In late February 2022, Hong Kong was gripped by the fifth and worst wave of Covid-19, with tens of thousands of daily confirmed cases involving the highly contagious Omicron variant. The number of daily infections and the death toll soared in March and the city’s Covid-19 death rate was at one stage the highest in the developed world.

Covid-19 rapid antigen test cassettes. File photo: Pexels.

Covid-19 patients in Hong Kong had been subject to hospitalisation or mandatory isolation at home or government quarantine facilities after they tested positive. The government stopped imposing compulsory quarantine on January 30 this year, citing a “sturdy” level of hybrid immunity in society and lower risk to public health from the virus.

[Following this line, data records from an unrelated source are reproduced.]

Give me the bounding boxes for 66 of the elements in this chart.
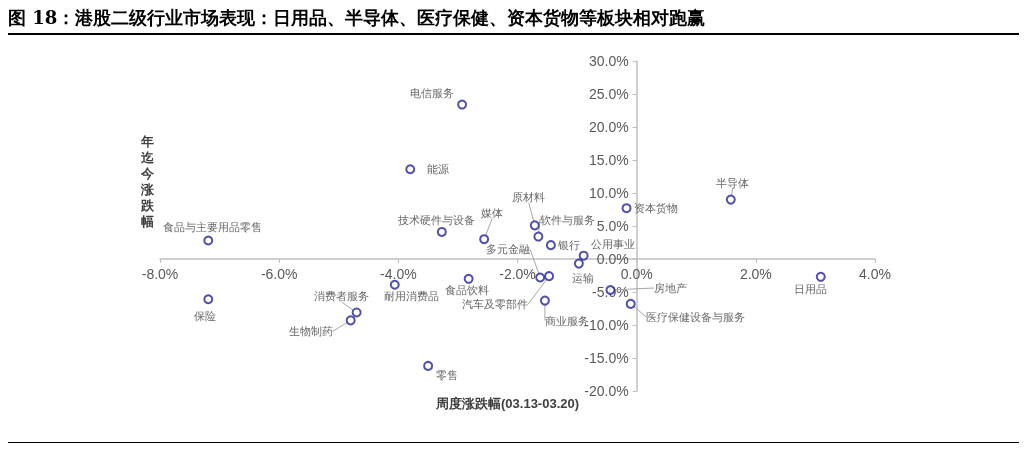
y-tick-label: 10.0% bbox=[588, 185, 629, 201]
y-tick-label: -15.0% bbox=[584, 350, 629, 366]
point bbox=[578, 250, 589, 261]
point bbox=[533, 231, 544, 242]
point bbox=[545, 240, 556, 251]
point bbox=[535, 272, 546, 283]
x-tick-label: -2.0% bbox=[499, 266, 536, 282]
y-tick-label: 25.0% bbox=[588, 86, 629, 102]
point bbox=[539, 295, 550, 306]
data-label: 医疗保健设备与服务 bbox=[646, 310, 746, 323]
point bbox=[479, 234, 490, 245]
point bbox=[436, 226, 447, 237]
point bbox=[725, 194, 736, 205]
data-label: 食品与主要用品零售 bbox=[162, 220, 262, 233]
point bbox=[457, 99, 468, 110]
data-label: 食品饮料 bbox=[444, 283, 489, 296]
x-tick-label: 0.0% bbox=[620, 266, 653, 282]
data-label: 半导体 bbox=[716, 176, 750, 189]
point bbox=[625, 298, 636, 309]
chart-title: 图 18：港股二级行业市场表现：日用品、半导体、医疗保健、资本货物等板块相对跑赢 bbox=[8, 4, 1019, 35]
data-label: 银行 bbox=[556, 239, 580, 252]
point bbox=[463, 273, 474, 284]
data-label: 技术硬件与设备 bbox=[397, 213, 476, 226]
x-tick-label: 2.0% bbox=[739, 266, 772, 282]
point bbox=[815, 271, 826, 282]
y-tick-label: -5.0% bbox=[592, 284, 629, 300]
y-tick-label: 5.0% bbox=[596, 218, 629, 234]
data-label: 耐用消费品 bbox=[384, 289, 440, 302]
point bbox=[544, 271, 555, 282]
point bbox=[345, 315, 356, 326]
data-label: 电信服务 bbox=[410, 86, 455, 99]
data-label: 房地产 bbox=[653, 282, 687, 295]
point bbox=[423, 360, 434, 371]
data-label: 能源 bbox=[427, 163, 450, 176]
x-tick-label: -8.0% bbox=[141, 266, 179, 282]
data-label: 原材料 bbox=[512, 191, 546, 204]
y-tick-label: -20.0% bbox=[584, 383, 629, 399]
data-label: 消费者服务 bbox=[314, 290, 370, 303]
point bbox=[389, 279, 400, 290]
point bbox=[351, 307, 362, 318]
data-label: 生物制药 bbox=[288, 325, 333, 338]
point bbox=[405, 164, 416, 175]
x-tick-label: -6.0% bbox=[260, 266, 298, 282]
data-label: 资本货物 bbox=[633, 202, 678, 215]
point bbox=[573, 258, 584, 269]
data-label: 零售 bbox=[436, 368, 459, 381]
y-tick-label: 30.0% bbox=[588, 53, 629, 69]
data-label: 运输 bbox=[571, 271, 594, 284]
data-label: 日用品 bbox=[794, 282, 828, 295]
data-label: 公用事业 bbox=[590, 237, 635, 250]
data-label: 媒体 bbox=[481, 207, 504, 220]
x-tick-label: -4.0% bbox=[380, 266, 417, 282]
y-tick-label: 15.0% bbox=[588, 152, 629, 168]
x-axis-title: 周度涨跌幅(03.13-03.20) bbox=[436, 395, 580, 413]
point bbox=[529, 220, 540, 231]
y-tick-label: 0.0% bbox=[596, 251, 629, 267]
point bbox=[621, 203, 632, 214]
x-tick-label: 4.0% bbox=[859, 266, 891, 282]
y-axis-title: 年迄今涨跌幅 bbox=[141, 134, 155, 230]
y-tick-label: 20.0% bbox=[588, 119, 629, 135]
data-label: 保险 bbox=[194, 310, 217, 323]
data-label: 软件与服务 bbox=[539, 213, 595, 226]
point bbox=[203, 235, 214, 246]
data-label: 多元金融 bbox=[486, 243, 531, 256]
point bbox=[203, 294, 214, 305]
data-label: 汽车及零部件 bbox=[462, 298, 529, 311]
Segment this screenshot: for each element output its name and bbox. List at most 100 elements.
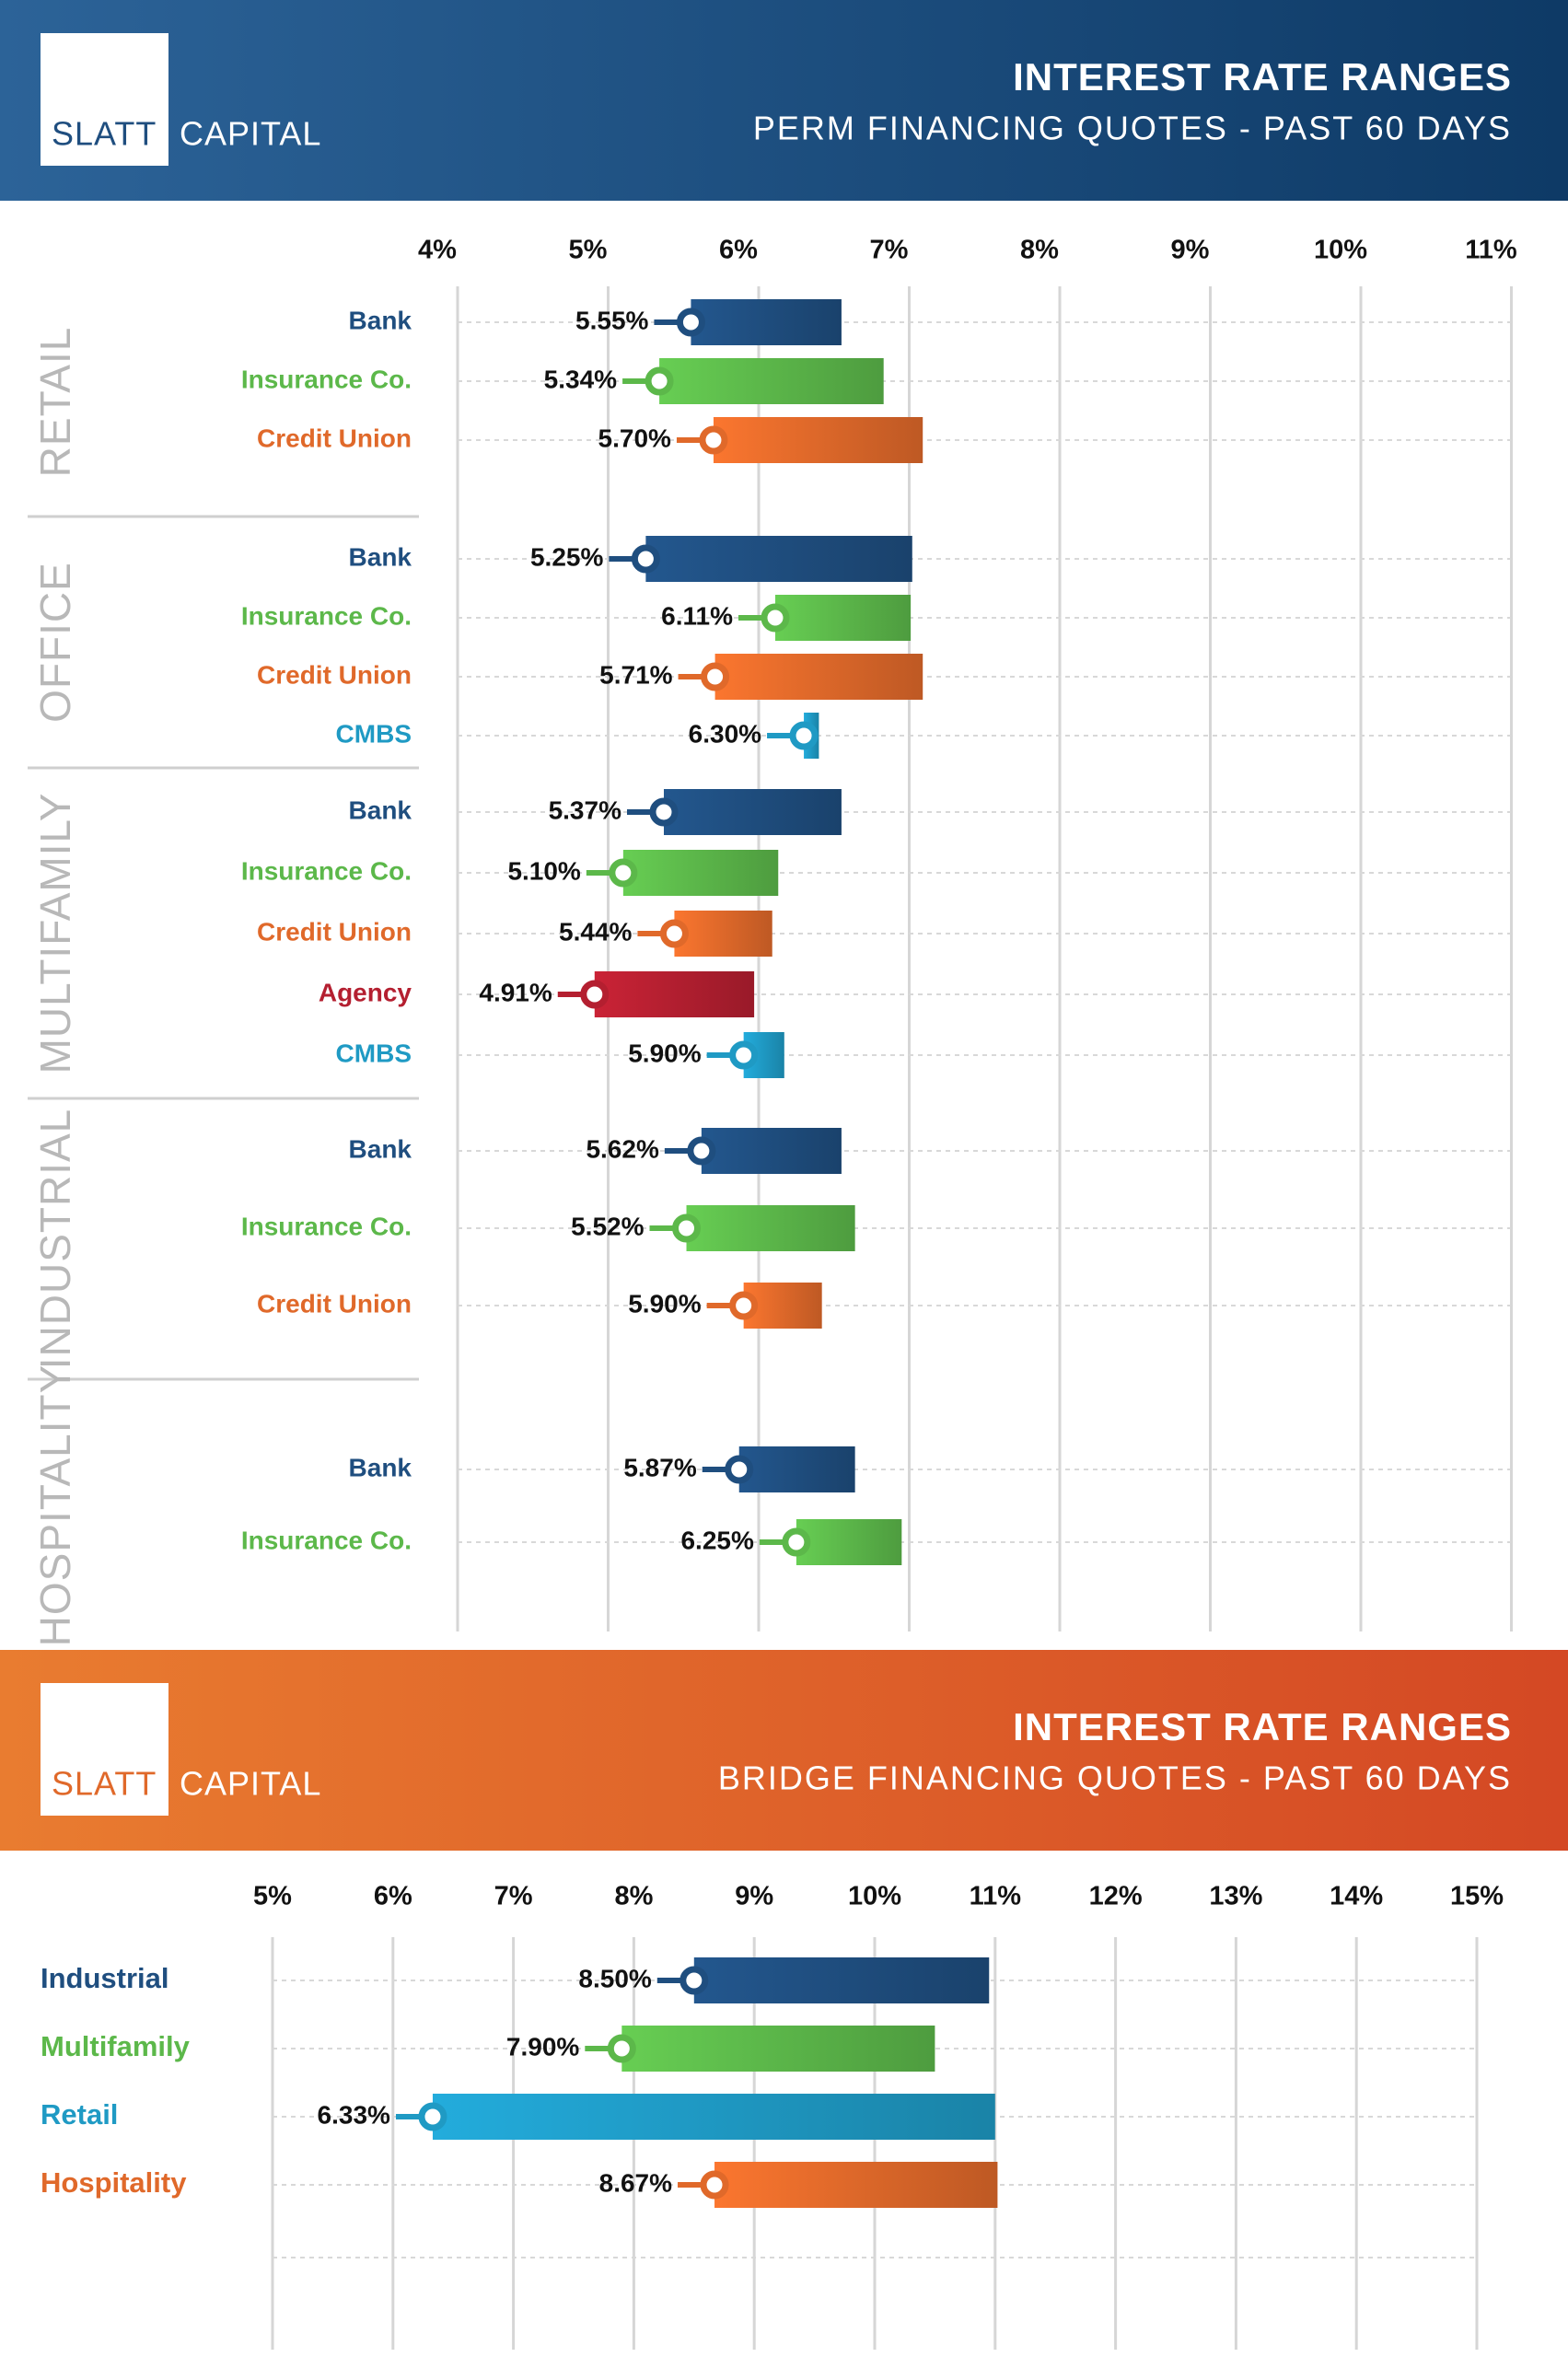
x-tick-label: 11%	[1465, 236, 1517, 265]
low-marker	[701, 662, 730, 691]
row-label: Bank	[349, 1134, 412, 1163]
row-label: Insurance Co.	[241, 1526, 412, 1554]
x-tick-label: 5%	[253, 1882, 292, 1911]
logo-box	[41, 33, 168, 166]
low-marker	[659, 919, 689, 948]
value-label: 5.62%	[586, 1134, 658, 1163]
range-bar	[686, 1205, 855, 1251]
range-bar	[714, 2162, 998, 2208]
low-marker	[679, 1966, 709, 1995]
value-label: 5.52%	[571, 1212, 644, 1240]
value-label: 6.25%	[680, 1526, 753, 1554]
x-tick-label: 4%	[418, 236, 457, 265]
x-tick-label: 8%	[1020, 236, 1059, 265]
range-bar	[738, 1446, 855, 1492]
low-marker	[789, 721, 819, 750]
row-label: Credit Union	[257, 424, 412, 452]
x-tick-label: 10%	[1314, 236, 1367, 265]
row-label: Bank	[349, 1453, 412, 1481]
row-label: Insurance Co.	[241, 601, 412, 630]
low-marker	[607, 2034, 636, 2063]
low-marker	[609, 858, 638, 888]
row-label: Bank	[349, 306, 412, 334]
chart-subtitle: PERM FINANCING QUOTES - PAST 60 DAYS	[753, 110, 1512, 147]
range-bar	[621, 2026, 935, 2072]
chart-title: INTEREST RATE RANGES	[1013, 1705, 1512, 1748]
row-label: Insurance Co.	[241, 365, 412, 393]
x-tick-label: 15%	[1450, 1882, 1504, 1911]
low-marker	[699, 425, 728, 455]
low-marker	[729, 1291, 759, 1320]
x-tick-label: 10%	[848, 1882, 901, 1911]
x-tick-label: 7%	[870, 236, 909, 265]
range-bar	[796, 1519, 902, 1565]
row-label: Credit Union	[257, 917, 412, 946]
low-marker	[631, 544, 660, 574]
range-bar	[693, 1957, 990, 2003]
value-label: 5.90%	[628, 1039, 701, 1067]
low-marker	[700, 2170, 729, 2200]
range-bar	[691, 299, 842, 345]
value-label: 4.91%	[479, 978, 552, 1006]
low-marker	[782, 1527, 811, 1557]
x-tick-label: 5%	[569, 236, 608, 265]
x-tick-label: 11%	[970, 1882, 1022, 1911]
row-label: Insurance Co.	[241, 856, 412, 885]
x-tick-label: 14%	[1330, 1882, 1383, 1911]
row-label: Insurance Co.	[241, 1212, 412, 1240]
low-marker	[761, 603, 790, 633]
value-label: 5.55%	[575, 306, 648, 334]
logo-box	[41, 1683, 168, 1816]
value-label: 6.11%	[661, 601, 733, 630]
group-label: HOSPITALITY	[31, 1364, 79, 1647]
range-bar	[594, 971, 755, 1017]
chart-title: INTEREST RATE RANGES	[1013, 55, 1512, 99]
range-bar	[622, 850, 779, 896]
range-bar	[663, 789, 842, 835]
value-label: 6.30%	[689, 719, 761, 748]
range-bar	[774, 595, 912, 641]
row-label: CMBS	[336, 719, 412, 748]
logo-tagline: CAPITAL	[180, 115, 321, 153]
x-tick-label: 6%	[719, 236, 758, 265]
range-bar	[432, 2094, 995, 2140]
low-marker	[418, 2102, 447, 2131]
low-marker	[729, 1040, 759, 1070]
value-label: 5.25%	[530, 542, 603, 571]
value-label: 5.87%	[623, 1453, 696, 1481]
x-tick-label: 8%	[614, 1882, 653, 1911]
row-label: Hospitality	[41, 2166, 187, 2199]
row-label: Retail	[41, 2098, 118, 2131]
value-label: 7.90%	[506, 2032, 579, 2061]
value-label: 5.10%	[507, 856, 580, 885]
range-bar	[674, 911, 772, 957]
row-label: Bank	[349, 542, 412, 571]
low-marker	[580, 980, 610, 1009]
low-marker	[649, 797, 679, 827]
range-bar	[713, 417, 923, 463]
range-bar	[701, 1128, 842, 1174]
group-label: OFFICE	[31, 562, 79, 723]
x-tick-label: 6%	[374, 1882, 412, 1911]
value-label: 8.67%	[599, 2168, 672, 2197]
row-label: Credit Union	[257, 660, 412, 689]
logo-name: SLATT	[52, 1765, 157, 1803]
x-tick-label: 13%	[1209, 1882, 1262, 1911]
x-tick-label: 7%	[494, 1882, 533, 1911]
row-label: Industrial	[41, 1962, 169, 1994]
low-marker	[645, 366, 674, 396]
logo-name: SLATT	[52, 115, 157, 153]
range-bar	[645, 536, 912, 582]
x-tick-label: 9%	[735, 1882, 773, 1911]
range-bar	[714, 654, 923, 700]
row-label: Agency	[319, 978, 412, 1006]
range-bar	[659, 358, 884, 404]
low-marker	[672, 1213, 702, 1243]
group-label: MULTIFAMILY	[31, 793, 79, 1074]
value-label: 5.37%	[549, 795, 621, 824]
value-label: 5.44%	[559, 917, 632, 946]
chart-subtitle: BRIDGE FINANCING QUOTES - PAST 60 DAYS	[718, 1759, 1512, 1797]
low-marker	[676, 308, 705, 337]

According to local media, Lui, who had no legal representative, had denied 12 charges under the Prevention and Control of Disease Regulation. He argued that he had not received a nucleic acid test result or an isolation order from the government, adding the authorities did not recognise results from rapid antigen tests at the time.

In handing down Lui’s sentence, the magistrate dismissed the defendant’s arguments as “excuses,” saying he knew he was infected because he tested positive on a rapid test between February 24 and 26 and had shown symptoms.

Li also rejected Lui’s plea for a non-custodial penalty, local media reports said.

The defendent was “selfish,” Li remarked, ssaying the offences took place during the fifth wave and his actions could have caused the government’s anti-epidemic efforts to be in vain.

But the court acquitted Lui of three of the 12 charges, after the defendant said he was not sure if the rapid test result on February 27 was positive or negative. The court ruled the test result concerned would be considered negative to give the defendant the benefit of the doubt.

Local media reported that Lui is currently serving jail time for a separate case. The court ordered six months of the prison sentence handed down on Thursday to be served consecutively, meaning Lui would serve an additional six months on top of his existing term.